Parecía difícil que se pudiera evitar una segunda bola de partido y así ha sido finalmente. Los Mossos d’Esquadra han ejecutado esta mañana el desahucio de Olalla, una mujer de 40 años que llevaba nueve viviendo con sus tres hijos menores, uno de 10 años y dos de 8 años, en el número 60 de la calle de Buenos Aires, a escasos metros de la avenida Diagonal. El propietario de su domicilio y de todo el bloque es el entramado empresarial New Amsterdam Developers (NAD), un fondo inversor holandés con decenas de activos inmobiliarios en la ciudad que precisamente tiene ubicada en este inmueble su sede central. Este gigante inmobiliario es un viejo conocido del movimiento pro-vivienda por su modus operandi habitual: dejar vencer los contratos para expulsar a los inquilinos y así poder fragmentar los pisos en habitaciones y alquilarlas por separado a precios mucho más altos bajo la etiqueta de los colivings.
NAD quiere expulsar familias para hacer colivings ilegales @salvadorilla en lugar de pararlos ¡desalojan a las vecinas! pic.twitter.com/k81ymX5aZ8
— Sindicat de Llogateres i Llogaters (@SindicatLloguer) May 20, 2026
El caso de Olalla es particular porque el proceso de desahucio se inició después de que ella se separara de su exmarido y se quedara en el paro por el impago de unas mensualidades, de las cuales ha sido condonada a través de la Ley de la segunda oportunidad. Dado que la mujer tiene el certificado de vulnerabilidad social, emocional y económica agravada, NAD podría haber accedido a renovarle el contrato con un alquiler social, pero se ha negado en todo momento a sentarse a la mesa para negociar. Esto hizo que medio centenar de personas se concentraran hace justo una semana en las puertas del inmueble para evitar el desalojo de la mujer. La presión ciudadana y la falta de efectivos disponibles de los Mossos, que estaban desplegados siguiendo la huelga del sector educativo, consiguieron aplazar la fecha hasta este miércoles, 20 de mayo. Una semana que ha sido un pequeño balón de oxígeno, pero del todo insuficiente para poder encontrar una solución pactada o una alternativa de vivienda para la familia. Esta misma mañana, los agentes antidisturbios de la policía catalana lograron ejecutar el desalojo, a pesar de que decenas de personas se habían concentrado desde primera hora en las puertas de este edificio esquinero.
Una ambulancia del Servicio de Emergencias Médicas (SEM) tuvo que llevarse a Olalla para tratarla, después de que sufriera un ataque de ansiedad mientras se ejecutaba su desahucio.
🔵|| DESAHUCIO EJECUTADO
— Sindicat Habitatge Socialista de Catalunya (@SindicatHabSC) May 20, 2026
El PSC de Salvador Illa y Jaume Collboni han enviado a la BRIMO para ejecutar el desahucio de una madre y sus tres hijos.

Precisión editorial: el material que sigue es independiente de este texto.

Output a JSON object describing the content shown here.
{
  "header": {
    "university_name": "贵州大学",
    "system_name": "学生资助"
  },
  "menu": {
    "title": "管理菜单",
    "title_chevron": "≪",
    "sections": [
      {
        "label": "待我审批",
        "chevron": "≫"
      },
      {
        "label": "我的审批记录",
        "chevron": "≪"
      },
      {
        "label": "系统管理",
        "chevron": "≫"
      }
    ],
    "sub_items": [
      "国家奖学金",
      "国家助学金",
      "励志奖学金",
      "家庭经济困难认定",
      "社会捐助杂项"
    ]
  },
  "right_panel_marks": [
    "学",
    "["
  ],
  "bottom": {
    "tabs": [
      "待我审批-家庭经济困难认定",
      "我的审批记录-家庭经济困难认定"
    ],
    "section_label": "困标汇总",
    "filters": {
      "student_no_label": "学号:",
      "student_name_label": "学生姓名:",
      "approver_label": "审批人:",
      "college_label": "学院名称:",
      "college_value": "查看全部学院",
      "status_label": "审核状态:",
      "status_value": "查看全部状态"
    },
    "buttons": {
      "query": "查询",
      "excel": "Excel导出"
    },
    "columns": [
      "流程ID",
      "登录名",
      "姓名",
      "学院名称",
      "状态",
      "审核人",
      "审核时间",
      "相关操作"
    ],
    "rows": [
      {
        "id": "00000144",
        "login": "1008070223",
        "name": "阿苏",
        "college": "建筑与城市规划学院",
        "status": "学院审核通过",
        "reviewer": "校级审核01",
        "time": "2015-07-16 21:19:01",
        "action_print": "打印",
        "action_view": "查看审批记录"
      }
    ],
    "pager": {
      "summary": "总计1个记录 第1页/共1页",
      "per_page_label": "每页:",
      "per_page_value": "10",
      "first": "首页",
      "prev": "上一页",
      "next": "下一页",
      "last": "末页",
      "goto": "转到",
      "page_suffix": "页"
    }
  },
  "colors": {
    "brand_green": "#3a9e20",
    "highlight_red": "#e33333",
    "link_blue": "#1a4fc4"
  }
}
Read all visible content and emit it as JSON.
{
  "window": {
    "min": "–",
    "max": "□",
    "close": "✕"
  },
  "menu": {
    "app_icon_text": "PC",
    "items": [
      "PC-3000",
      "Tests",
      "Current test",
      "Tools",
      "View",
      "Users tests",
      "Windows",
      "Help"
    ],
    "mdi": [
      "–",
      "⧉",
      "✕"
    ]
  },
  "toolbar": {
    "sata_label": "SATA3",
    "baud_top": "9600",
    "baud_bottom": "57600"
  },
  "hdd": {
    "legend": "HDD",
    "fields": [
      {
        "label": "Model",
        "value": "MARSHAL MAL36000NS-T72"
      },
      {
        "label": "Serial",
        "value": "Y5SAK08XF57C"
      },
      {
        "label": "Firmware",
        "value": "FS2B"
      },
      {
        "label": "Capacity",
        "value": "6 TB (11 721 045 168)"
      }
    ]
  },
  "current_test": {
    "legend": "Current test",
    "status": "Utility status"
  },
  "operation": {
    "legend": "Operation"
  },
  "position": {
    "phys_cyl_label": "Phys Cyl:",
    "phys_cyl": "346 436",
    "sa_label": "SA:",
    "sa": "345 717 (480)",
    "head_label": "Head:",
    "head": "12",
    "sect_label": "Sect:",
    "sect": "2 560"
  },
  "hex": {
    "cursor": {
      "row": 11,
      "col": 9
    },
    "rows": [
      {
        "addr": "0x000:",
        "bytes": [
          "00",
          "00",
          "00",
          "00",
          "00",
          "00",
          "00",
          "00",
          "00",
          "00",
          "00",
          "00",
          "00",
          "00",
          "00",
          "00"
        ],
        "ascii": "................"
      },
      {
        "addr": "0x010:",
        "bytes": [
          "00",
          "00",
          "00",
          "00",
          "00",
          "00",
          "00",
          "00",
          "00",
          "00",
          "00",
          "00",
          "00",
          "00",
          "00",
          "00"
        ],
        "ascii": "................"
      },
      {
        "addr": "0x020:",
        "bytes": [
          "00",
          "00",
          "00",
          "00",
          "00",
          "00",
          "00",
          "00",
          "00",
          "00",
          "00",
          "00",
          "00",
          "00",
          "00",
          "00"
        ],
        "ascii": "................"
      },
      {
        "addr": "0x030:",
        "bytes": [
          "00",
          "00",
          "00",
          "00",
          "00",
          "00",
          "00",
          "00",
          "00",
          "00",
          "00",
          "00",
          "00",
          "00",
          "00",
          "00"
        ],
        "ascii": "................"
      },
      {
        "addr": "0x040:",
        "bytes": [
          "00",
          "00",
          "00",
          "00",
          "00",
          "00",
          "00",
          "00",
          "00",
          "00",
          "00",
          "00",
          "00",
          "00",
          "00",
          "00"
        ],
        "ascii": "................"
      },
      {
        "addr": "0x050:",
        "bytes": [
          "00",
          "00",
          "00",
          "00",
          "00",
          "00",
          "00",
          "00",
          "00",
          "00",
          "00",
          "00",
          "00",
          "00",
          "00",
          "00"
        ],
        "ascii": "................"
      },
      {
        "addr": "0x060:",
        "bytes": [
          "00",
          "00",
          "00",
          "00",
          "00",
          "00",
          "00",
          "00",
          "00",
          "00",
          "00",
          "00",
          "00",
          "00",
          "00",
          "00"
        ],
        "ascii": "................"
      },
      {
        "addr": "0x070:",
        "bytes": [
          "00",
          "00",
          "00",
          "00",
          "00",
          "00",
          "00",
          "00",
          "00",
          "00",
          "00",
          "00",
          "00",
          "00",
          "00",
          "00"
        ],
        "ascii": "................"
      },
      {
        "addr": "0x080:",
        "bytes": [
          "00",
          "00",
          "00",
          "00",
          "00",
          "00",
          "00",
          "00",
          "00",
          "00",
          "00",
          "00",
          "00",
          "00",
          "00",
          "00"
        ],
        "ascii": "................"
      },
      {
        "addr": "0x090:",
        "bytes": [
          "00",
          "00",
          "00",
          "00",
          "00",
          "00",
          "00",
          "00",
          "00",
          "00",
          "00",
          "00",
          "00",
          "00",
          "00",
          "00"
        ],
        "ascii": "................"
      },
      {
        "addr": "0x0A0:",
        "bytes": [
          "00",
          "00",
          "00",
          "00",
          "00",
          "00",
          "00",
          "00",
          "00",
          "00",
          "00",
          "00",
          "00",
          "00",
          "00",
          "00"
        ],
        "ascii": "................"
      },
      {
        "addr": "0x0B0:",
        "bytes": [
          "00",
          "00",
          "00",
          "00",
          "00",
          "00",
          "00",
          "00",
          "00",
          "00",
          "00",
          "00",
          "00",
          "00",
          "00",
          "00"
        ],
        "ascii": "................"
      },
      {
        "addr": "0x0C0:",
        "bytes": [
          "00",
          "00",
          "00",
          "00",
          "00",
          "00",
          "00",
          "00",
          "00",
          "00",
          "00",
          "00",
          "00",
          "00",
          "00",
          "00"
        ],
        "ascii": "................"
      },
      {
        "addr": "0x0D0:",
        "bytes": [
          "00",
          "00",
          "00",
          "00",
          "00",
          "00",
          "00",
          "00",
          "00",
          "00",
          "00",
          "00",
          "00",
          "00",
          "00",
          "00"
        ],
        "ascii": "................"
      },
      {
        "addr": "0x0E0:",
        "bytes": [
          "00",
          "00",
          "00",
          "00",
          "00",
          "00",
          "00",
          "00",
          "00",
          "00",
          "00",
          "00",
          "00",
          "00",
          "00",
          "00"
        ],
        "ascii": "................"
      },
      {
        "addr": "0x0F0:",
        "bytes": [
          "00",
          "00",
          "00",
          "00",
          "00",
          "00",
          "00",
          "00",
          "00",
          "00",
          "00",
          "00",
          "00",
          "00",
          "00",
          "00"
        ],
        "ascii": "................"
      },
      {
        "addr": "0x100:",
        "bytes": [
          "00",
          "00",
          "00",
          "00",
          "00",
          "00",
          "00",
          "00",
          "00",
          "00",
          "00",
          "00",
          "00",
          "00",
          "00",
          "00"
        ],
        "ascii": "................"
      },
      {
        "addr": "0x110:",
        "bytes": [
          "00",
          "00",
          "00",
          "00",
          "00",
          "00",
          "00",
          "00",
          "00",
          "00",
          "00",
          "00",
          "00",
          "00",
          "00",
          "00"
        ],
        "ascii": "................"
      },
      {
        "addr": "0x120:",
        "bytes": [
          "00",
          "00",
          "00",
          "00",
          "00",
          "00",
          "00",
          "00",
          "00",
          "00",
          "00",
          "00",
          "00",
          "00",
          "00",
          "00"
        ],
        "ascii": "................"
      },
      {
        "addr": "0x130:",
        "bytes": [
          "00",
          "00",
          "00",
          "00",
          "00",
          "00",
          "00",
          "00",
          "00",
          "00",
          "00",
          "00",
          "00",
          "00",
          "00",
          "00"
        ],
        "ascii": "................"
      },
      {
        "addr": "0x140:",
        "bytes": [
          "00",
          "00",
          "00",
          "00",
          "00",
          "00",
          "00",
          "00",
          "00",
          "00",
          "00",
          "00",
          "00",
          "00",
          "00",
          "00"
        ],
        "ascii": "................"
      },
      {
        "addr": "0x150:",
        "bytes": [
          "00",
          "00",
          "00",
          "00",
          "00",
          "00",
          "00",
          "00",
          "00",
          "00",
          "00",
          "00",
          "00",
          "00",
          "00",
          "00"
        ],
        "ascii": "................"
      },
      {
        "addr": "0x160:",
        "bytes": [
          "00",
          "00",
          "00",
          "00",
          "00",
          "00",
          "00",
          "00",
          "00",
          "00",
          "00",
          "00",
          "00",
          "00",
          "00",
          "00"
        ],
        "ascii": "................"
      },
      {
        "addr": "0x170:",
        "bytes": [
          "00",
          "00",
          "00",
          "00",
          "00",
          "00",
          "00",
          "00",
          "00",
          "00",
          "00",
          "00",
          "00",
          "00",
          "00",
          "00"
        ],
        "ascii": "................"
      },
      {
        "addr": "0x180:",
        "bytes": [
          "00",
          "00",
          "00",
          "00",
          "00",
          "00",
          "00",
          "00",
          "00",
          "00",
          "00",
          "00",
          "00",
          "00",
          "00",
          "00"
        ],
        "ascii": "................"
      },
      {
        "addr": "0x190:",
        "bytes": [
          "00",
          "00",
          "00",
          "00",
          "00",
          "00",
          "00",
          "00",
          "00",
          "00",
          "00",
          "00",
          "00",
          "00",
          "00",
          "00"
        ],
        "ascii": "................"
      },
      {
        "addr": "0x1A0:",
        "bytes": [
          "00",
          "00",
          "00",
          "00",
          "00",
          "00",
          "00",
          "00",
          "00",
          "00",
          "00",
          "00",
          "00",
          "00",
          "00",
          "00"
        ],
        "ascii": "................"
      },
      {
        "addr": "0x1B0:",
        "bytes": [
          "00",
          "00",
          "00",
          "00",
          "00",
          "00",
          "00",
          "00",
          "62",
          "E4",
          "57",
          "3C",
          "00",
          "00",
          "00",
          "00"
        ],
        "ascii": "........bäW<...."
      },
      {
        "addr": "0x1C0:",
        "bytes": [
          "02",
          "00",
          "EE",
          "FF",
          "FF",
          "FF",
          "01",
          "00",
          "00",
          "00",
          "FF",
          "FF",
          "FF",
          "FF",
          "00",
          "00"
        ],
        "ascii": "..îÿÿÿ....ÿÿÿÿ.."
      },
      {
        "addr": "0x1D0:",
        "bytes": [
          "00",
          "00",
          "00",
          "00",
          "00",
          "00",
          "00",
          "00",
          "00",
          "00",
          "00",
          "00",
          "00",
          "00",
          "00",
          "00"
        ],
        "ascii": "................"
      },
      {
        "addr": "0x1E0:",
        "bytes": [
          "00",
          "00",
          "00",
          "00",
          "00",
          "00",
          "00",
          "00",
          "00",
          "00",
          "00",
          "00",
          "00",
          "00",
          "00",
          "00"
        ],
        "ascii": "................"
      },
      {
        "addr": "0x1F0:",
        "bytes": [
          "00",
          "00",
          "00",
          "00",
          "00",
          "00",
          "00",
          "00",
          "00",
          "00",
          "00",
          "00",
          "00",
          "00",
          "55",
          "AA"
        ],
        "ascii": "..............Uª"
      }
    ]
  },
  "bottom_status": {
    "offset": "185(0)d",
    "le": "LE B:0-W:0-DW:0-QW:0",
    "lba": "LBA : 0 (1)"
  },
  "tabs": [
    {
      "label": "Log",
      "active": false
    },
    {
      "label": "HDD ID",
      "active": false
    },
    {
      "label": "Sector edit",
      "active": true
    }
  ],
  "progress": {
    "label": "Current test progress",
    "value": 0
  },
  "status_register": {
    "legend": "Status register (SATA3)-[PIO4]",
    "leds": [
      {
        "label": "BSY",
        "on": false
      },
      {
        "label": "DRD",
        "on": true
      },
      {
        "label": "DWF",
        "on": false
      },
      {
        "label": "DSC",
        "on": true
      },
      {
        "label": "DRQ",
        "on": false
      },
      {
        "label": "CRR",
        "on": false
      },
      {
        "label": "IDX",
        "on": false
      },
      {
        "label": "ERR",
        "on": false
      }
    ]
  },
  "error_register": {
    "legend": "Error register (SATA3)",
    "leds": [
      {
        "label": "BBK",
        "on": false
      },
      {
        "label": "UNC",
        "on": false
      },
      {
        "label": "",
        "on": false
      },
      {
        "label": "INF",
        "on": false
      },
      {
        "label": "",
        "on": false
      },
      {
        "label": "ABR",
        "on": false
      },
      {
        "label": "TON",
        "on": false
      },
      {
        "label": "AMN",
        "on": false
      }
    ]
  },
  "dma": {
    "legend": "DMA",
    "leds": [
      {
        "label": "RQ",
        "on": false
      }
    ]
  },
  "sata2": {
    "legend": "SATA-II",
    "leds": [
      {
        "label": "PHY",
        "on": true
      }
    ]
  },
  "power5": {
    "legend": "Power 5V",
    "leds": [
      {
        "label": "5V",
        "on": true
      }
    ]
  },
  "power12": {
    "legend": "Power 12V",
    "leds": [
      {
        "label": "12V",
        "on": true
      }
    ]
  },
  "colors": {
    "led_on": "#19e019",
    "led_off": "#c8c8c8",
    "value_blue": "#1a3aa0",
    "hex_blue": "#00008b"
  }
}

Esta es la única política de vivienda que el PSC puede ofrecer a la clase trabajadora: el desahucio. https://t.co/7m9JFIqjCW pic.twitter.com/5vPsaDBHuX
Reválida con el bloque Papallona
La movilización ciudadana no ha podido evitar esta vez el desahucio. Ahora bien, el movimiento pro-vivienda se conjura para lograr hacerlo el próximo 29 de mayo en el bloque Papallona. Esta es la fecha que tiene fijada para su desahucio Marga Aguilar, una de las caras visibles de la lucha de este edificio protegido como Bien Cultural de Interés Local (BCIL), donde vive desde el 1992. Accedió con un contrato de cinco años y pagando 45.000 pesetas mensuales. “Pensé por error que mi contrato se había reconducido a uno indefinido. Nunca firmamos ninguna renovación con la antigua propiedad, pero tampoco dijeron nada más”, explicaba el pasado febrero en una conversación con TOT Barcelona. El Sindicat de Llogateres, la Confederación Sindical de Habitatge de Catalunya (COSHAC) y el Sindicat d’Habitatge Socialista de Catalunya (SHSC) han vuelto a unir fuerzas una vez más para hacer un llamado a la movilización ciudadana para intentar detener el desalojo, como ya hicieron con el primer desahucio previsto en el bloque Sant Agustí.